Der Geräteaufbau ist sehr nah beieinander und vorne am Bühnenrand. Die Rückseite Bühnenhälfte bleibt nahezu leer. Es bildet sich eine gemütliche Enge, in der sich die The Notwist Musiker*innen bewegen und aufhalten. Denn immerhin stehen gegen Ende des Konzertes 11 Musiker*innen auf der Buehne. Gut, zwischendurch sind es auch mal nur drei. Das zeigt wieder das Variabelsein der Band: beim rüpelhaften Noisekracher „Agenda“ steht die Notwist Pocketband Formation für drei Minuten auf der Bühne, im zweiten Zugabeblock bei den neuen Songs „Projectors“ und „Like a rivers“ neben The Notwist auch die beiden Musiker Matt und Martin von A happy return. Apropos „Agenda“. Es ist immer wieder schön mit anzusehen und anzuhören, wie sie mühelos von Noise zum melancholisch-ruhigen „Who we used to be“ switchen können.

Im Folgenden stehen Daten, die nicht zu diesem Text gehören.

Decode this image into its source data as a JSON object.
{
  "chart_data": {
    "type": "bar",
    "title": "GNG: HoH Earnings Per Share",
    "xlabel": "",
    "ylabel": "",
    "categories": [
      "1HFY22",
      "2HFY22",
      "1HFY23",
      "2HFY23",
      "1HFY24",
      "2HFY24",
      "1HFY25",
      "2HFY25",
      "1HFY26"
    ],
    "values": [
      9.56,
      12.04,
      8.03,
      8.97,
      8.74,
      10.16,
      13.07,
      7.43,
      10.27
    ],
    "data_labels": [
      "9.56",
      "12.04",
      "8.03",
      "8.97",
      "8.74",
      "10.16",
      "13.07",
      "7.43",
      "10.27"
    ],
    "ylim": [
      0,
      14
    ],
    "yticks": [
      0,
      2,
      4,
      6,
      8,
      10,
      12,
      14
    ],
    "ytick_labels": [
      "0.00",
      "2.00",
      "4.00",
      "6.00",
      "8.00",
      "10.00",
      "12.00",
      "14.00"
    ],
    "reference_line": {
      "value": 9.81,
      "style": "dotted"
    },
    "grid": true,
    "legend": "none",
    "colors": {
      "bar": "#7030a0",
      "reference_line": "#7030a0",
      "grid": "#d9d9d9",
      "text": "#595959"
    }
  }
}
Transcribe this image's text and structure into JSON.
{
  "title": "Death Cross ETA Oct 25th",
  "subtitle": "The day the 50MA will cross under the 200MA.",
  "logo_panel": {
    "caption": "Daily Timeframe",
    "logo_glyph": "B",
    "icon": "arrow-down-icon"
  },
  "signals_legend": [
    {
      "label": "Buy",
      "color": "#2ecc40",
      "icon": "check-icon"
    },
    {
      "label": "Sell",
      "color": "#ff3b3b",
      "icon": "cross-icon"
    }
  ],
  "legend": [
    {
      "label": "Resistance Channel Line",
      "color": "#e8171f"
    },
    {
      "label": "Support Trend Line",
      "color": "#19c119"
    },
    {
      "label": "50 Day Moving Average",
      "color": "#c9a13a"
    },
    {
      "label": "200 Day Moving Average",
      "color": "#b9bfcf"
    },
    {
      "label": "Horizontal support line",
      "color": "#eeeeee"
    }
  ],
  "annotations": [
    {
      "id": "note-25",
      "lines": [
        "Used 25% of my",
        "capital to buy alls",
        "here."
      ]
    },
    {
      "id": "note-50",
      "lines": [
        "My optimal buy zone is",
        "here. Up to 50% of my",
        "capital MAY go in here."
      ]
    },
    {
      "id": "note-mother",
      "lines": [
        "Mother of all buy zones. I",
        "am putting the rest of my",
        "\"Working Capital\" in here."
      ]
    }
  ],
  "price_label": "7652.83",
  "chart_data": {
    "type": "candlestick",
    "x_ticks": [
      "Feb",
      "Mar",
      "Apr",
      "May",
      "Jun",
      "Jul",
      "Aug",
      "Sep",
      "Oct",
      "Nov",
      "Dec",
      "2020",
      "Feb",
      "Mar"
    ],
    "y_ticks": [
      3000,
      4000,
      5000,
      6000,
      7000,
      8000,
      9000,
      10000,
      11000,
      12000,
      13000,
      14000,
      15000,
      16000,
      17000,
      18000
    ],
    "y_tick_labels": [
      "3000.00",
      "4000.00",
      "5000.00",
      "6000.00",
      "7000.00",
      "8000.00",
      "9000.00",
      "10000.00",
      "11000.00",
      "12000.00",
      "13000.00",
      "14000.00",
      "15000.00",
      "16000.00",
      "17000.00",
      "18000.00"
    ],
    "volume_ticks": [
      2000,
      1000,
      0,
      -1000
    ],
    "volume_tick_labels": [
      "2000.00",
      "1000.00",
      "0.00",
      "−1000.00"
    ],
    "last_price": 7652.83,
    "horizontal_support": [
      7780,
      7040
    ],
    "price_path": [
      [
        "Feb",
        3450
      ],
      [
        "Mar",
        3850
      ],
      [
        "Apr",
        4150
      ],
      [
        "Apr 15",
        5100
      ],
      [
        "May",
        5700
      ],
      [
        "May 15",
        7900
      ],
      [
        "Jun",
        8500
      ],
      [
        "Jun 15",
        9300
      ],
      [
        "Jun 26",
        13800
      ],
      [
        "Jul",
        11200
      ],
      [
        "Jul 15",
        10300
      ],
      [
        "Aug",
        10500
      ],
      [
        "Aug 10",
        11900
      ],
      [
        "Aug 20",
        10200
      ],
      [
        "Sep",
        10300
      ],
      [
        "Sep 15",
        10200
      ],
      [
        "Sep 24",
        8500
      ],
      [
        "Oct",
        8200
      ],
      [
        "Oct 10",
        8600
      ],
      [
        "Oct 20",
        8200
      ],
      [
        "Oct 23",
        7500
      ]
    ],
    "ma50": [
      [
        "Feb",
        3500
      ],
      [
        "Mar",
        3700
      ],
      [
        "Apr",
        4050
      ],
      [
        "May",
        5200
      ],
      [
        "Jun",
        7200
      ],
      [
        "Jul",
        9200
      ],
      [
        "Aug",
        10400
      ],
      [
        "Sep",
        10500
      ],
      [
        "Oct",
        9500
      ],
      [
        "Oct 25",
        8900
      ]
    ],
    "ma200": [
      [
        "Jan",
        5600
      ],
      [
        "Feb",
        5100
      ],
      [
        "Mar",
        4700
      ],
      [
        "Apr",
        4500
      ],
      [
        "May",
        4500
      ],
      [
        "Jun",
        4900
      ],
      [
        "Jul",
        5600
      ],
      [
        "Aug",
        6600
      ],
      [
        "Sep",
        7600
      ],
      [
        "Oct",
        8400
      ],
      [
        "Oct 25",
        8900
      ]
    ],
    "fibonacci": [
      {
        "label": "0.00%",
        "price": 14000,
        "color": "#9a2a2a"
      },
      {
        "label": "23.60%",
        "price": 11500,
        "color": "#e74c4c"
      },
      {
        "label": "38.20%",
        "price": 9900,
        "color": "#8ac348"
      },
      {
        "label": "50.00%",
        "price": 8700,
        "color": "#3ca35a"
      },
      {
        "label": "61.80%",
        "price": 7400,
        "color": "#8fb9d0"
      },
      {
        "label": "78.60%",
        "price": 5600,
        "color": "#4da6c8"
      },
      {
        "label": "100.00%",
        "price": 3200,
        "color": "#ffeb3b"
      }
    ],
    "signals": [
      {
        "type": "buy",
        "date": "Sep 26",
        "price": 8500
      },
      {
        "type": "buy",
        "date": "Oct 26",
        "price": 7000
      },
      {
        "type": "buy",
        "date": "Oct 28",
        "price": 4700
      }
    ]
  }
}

Und wenn bei „One this the freaks“ die Gitarre einsetzt, bekomme ich immer noch eine Gänsehaut und spüre ein freudiges Kribbeln an den Unterarmen. Und die Melodienschleife (?) in „This room“ könnten sie wegen meiner ewig spielen. Es würde nie langweilig. Schön, auch mal wieder „Gravity“ live zu hören. Ich glaube, bei den letzten Touren stand der Song nicht im Programm. Oder ich verwechsle das mit „Gloomy planets“. Oder gar mit irgendeinem anderen Song. Und “Kong” und „Gravity“ passen nach wie vor gut zusammen. Sie spielen beide als erste Zugaben, denen noch zwei weitere Blöcke folgen sollen. Ob die beide noch geplant waren, ich bin mir zumindest bei der letzten Zugabe unsicher. Ärgerlich ist die dritte Zugabe auf keinen Fall, „Pilot“, „Consequence“ und „0-4“ ist dann ein klassisches The Notwist Konzertende.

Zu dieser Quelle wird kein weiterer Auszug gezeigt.